Now the other side, the ‘end user side, the ‘you and I’ side is something we as music fans need to think about. Forget the fact that we’re all ripping off artists. You’ve heard those lectures many times I’m sure. What I want to leave you with is that I think many, if not most of us, have become so accustomed to the ‘visual’ aspects of the web that it has changed our innate preferences in appreciating music.
I think that video has become something of a ‘fast food’ for our brains. We all know that too much sugar ruins the appetite and weakens our appreciation of subtler flavours. IOW: once people lay off the sugar, they find they start liking their veg a bit more. In this age of excess we no longer eat whatever we feel like; we have to exercise some real discipline over our base desires in order to stay healthy. Similarly, I think Video hits the lizard brain -hard-. Once people get used to associating music and video, it’s harder to most of us to see ‘listening’ as its own activity. Or at least, one that is ‘fun’.
Also, most of us don’t go to concerts as much anymore. They’re usually expensive and most of us are busier than ever. But videos are, again, at that lizard brain level, somewhat better than sitting in a room ‘just listening’. When we do go to concerts, the expectations for the -visual- tend to be an order of magnitude greater than before the web era. My guess is that videos, even a static image of Coltrane while Good Bait plays underneath, hits some spot in the brain that is in some way more ‘satisfying’ than, again, sitting in a room looking at VU meters and a tiny CD case.

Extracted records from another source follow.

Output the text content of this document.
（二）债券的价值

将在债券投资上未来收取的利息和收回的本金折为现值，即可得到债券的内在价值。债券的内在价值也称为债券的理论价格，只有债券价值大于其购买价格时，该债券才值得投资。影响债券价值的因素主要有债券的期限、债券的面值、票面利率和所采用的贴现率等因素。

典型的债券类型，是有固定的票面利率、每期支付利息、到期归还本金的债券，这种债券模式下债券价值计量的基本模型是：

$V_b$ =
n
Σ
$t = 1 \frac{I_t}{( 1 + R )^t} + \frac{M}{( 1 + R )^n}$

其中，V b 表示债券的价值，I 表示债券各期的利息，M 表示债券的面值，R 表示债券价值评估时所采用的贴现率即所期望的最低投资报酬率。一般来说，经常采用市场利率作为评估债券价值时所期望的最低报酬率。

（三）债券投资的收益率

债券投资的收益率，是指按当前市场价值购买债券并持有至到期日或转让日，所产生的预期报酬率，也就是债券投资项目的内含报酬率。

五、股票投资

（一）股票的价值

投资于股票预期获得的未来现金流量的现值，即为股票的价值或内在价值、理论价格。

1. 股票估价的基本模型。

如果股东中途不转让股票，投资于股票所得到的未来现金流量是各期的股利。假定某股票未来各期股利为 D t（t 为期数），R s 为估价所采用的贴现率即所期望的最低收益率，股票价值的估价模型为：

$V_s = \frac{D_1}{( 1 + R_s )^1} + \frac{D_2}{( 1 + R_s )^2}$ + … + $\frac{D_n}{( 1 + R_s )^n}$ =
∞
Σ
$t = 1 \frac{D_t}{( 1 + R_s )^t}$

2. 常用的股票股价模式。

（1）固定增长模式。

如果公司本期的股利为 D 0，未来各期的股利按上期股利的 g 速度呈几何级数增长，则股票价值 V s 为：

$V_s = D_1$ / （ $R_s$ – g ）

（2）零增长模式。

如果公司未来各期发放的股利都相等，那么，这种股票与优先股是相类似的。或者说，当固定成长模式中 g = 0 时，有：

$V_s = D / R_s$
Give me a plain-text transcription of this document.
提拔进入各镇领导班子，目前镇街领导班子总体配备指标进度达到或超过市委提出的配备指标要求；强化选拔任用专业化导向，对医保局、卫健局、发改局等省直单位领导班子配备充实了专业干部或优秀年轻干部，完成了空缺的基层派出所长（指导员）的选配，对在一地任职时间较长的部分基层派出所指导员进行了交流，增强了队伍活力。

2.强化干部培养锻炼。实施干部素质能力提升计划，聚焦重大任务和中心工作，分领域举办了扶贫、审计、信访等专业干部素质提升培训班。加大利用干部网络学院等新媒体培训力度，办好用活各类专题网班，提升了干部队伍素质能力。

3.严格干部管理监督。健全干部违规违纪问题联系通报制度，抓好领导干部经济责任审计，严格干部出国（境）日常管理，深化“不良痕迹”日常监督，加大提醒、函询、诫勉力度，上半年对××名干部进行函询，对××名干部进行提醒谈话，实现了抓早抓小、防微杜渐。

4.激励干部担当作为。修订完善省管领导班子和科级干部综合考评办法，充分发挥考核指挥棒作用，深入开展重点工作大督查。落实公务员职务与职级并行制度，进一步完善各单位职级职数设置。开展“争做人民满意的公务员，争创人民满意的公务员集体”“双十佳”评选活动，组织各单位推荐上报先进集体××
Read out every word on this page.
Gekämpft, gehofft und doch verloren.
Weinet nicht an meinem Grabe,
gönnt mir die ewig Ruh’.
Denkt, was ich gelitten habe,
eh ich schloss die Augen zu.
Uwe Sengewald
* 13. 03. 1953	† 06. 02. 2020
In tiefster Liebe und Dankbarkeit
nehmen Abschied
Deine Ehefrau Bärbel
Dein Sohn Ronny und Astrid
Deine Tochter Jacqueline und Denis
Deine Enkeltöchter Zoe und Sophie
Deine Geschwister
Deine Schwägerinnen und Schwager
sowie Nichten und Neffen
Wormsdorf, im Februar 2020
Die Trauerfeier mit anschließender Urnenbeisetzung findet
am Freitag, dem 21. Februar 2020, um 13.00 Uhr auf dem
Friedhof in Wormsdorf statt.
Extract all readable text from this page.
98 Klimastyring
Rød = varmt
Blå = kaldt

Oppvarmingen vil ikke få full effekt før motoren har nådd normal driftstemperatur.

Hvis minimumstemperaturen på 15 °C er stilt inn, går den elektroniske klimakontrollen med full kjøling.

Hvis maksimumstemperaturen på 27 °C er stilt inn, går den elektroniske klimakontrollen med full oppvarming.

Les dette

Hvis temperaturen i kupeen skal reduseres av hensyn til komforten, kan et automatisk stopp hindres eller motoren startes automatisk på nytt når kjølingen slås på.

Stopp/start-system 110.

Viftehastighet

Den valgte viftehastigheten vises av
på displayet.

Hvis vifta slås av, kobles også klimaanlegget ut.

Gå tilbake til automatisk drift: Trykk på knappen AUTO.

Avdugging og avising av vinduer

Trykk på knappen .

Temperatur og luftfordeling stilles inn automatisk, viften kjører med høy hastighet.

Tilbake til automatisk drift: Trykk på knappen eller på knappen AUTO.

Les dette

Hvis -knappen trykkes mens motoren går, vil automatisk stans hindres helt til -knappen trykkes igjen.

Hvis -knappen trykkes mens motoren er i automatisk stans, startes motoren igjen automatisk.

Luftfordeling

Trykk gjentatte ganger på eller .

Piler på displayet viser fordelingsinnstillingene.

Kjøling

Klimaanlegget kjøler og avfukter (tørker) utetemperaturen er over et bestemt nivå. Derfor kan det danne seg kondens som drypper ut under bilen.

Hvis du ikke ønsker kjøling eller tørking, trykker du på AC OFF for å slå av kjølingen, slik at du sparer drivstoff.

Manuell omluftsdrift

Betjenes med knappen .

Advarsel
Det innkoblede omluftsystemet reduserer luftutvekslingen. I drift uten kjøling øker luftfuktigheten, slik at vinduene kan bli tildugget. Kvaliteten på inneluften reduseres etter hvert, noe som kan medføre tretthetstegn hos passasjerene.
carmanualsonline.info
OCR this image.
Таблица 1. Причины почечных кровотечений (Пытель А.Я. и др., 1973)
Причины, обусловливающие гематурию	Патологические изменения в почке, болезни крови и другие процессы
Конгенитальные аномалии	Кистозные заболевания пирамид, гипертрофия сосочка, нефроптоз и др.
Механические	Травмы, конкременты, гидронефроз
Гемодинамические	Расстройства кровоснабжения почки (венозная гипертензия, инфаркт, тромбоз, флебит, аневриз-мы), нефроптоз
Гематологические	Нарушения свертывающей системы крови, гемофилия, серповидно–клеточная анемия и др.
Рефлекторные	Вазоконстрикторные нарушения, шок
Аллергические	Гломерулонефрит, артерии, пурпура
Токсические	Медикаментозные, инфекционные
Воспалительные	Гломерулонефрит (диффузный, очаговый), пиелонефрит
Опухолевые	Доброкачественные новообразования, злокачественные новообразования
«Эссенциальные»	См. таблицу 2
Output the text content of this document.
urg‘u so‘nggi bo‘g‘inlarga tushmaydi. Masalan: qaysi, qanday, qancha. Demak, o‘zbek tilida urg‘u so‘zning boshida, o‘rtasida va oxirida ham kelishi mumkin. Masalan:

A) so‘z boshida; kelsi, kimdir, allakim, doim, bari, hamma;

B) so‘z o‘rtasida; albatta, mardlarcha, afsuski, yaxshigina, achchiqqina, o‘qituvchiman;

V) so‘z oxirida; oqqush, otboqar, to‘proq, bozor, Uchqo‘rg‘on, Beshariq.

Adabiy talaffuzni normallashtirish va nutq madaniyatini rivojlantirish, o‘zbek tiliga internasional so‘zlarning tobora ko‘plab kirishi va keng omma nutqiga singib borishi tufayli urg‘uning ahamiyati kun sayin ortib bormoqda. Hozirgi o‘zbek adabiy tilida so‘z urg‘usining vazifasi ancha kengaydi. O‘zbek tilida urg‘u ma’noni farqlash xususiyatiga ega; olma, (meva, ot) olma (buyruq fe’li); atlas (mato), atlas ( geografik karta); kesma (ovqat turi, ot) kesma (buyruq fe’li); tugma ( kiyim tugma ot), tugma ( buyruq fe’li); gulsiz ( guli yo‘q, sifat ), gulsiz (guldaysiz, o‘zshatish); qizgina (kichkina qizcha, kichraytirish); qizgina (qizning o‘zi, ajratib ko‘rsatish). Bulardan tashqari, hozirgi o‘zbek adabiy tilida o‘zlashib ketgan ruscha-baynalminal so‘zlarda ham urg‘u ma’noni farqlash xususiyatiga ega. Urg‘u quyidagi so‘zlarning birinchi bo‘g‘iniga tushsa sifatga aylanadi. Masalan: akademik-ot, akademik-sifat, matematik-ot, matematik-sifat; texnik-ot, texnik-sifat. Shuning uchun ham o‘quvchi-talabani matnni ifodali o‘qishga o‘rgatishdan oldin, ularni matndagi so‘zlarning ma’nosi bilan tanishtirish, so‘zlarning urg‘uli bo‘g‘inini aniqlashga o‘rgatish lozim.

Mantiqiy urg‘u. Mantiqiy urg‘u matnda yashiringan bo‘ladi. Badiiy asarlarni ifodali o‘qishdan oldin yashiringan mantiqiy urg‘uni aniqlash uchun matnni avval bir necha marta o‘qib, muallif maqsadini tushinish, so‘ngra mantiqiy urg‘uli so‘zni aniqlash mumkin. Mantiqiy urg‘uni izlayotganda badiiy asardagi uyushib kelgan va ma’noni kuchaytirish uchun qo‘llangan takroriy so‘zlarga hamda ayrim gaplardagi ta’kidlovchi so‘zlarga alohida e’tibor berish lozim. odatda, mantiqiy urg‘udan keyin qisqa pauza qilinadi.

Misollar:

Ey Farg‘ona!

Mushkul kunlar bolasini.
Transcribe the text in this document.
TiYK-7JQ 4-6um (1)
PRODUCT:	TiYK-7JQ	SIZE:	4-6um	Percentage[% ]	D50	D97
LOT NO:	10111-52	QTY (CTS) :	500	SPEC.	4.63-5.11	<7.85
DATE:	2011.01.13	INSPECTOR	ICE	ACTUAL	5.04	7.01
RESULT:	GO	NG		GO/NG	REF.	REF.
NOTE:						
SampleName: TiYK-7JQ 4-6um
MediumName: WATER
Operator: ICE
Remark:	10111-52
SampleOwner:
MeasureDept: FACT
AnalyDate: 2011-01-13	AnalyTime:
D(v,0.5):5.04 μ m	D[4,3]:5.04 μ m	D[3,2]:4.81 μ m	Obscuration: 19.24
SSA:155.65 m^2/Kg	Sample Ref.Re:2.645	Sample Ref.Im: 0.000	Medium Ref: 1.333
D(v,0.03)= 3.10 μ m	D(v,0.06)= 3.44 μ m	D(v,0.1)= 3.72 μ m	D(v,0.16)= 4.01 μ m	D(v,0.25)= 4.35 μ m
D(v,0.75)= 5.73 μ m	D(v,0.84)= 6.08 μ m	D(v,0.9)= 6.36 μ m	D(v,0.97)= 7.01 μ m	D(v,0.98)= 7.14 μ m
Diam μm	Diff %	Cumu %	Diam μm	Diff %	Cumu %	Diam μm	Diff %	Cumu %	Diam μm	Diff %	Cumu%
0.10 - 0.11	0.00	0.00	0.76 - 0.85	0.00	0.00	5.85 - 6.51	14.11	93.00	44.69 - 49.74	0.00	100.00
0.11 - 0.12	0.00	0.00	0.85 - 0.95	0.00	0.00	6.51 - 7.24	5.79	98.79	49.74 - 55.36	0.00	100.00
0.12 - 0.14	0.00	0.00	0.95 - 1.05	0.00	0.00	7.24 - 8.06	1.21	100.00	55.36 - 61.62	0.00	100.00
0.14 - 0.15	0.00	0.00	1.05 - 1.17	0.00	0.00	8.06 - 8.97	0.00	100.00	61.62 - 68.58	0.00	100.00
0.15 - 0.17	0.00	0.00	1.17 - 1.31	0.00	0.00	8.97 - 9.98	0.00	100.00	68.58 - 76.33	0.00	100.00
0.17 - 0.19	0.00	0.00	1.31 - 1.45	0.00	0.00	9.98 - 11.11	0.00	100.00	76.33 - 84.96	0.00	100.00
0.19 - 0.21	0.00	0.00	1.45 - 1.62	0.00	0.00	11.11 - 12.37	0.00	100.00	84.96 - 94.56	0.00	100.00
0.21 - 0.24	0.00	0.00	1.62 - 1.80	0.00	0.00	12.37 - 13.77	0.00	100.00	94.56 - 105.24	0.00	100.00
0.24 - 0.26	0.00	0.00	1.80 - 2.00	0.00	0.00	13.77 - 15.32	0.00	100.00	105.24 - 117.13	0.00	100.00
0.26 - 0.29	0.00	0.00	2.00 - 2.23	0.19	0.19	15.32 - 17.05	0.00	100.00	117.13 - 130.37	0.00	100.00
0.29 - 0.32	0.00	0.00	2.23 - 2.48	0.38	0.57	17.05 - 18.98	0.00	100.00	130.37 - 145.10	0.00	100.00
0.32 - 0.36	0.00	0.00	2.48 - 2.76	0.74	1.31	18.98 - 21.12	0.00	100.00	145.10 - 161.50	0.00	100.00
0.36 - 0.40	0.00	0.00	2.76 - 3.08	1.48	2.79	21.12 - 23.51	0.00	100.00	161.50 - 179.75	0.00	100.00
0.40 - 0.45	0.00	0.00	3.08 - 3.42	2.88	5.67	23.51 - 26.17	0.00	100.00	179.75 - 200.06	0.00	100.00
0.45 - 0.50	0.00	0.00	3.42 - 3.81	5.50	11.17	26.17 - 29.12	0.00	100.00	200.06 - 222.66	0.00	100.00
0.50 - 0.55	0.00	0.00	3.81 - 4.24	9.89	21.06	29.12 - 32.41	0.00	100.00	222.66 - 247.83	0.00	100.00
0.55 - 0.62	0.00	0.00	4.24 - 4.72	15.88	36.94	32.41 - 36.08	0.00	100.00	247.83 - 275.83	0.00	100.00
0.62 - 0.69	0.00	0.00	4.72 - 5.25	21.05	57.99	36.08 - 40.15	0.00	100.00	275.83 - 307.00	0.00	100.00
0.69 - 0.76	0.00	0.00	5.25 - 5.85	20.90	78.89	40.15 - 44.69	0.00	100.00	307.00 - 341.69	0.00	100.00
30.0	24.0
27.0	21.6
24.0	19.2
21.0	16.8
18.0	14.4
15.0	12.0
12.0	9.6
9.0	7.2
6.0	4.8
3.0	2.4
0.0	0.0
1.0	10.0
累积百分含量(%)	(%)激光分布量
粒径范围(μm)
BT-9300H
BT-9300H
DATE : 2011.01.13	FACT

In short, it’s becoming a video world. We’re all being affected by it a lot more than most of us realise and it has real implications for not only music as a going concern, but also our ability to appreciate it. In other words, you can’t just ignore the music you don’t like anymore. The way it is being delivered is also changing our perception, tastes and enjoyment of music as a singular form of art and entertainment. If you buy this, listening then becomes, like eating, a skill that needs to be routinely exercised to maintain good health.
This was one of the primary things that got me started on the new record. When I was younger, I thought the things I didn’t like didn’t affect me. Now I realise that the web is a lot like the air: the quality affects you whether you are aware of it consciously or not. Everything about the new ‘electronic’ age is getting inside us and in thousands of different ways that we need to think of just like diet and the stuff we breathe. I don’t hear music the way I used to. And the machines I use to make music are affecting the music I make. The rise of video is just one element of that.
The question. The point of the new record is simple: How do I make this stuff do what -I- want it to do, something different, all the while recognising that it’s pushing right back… and maybe even harder.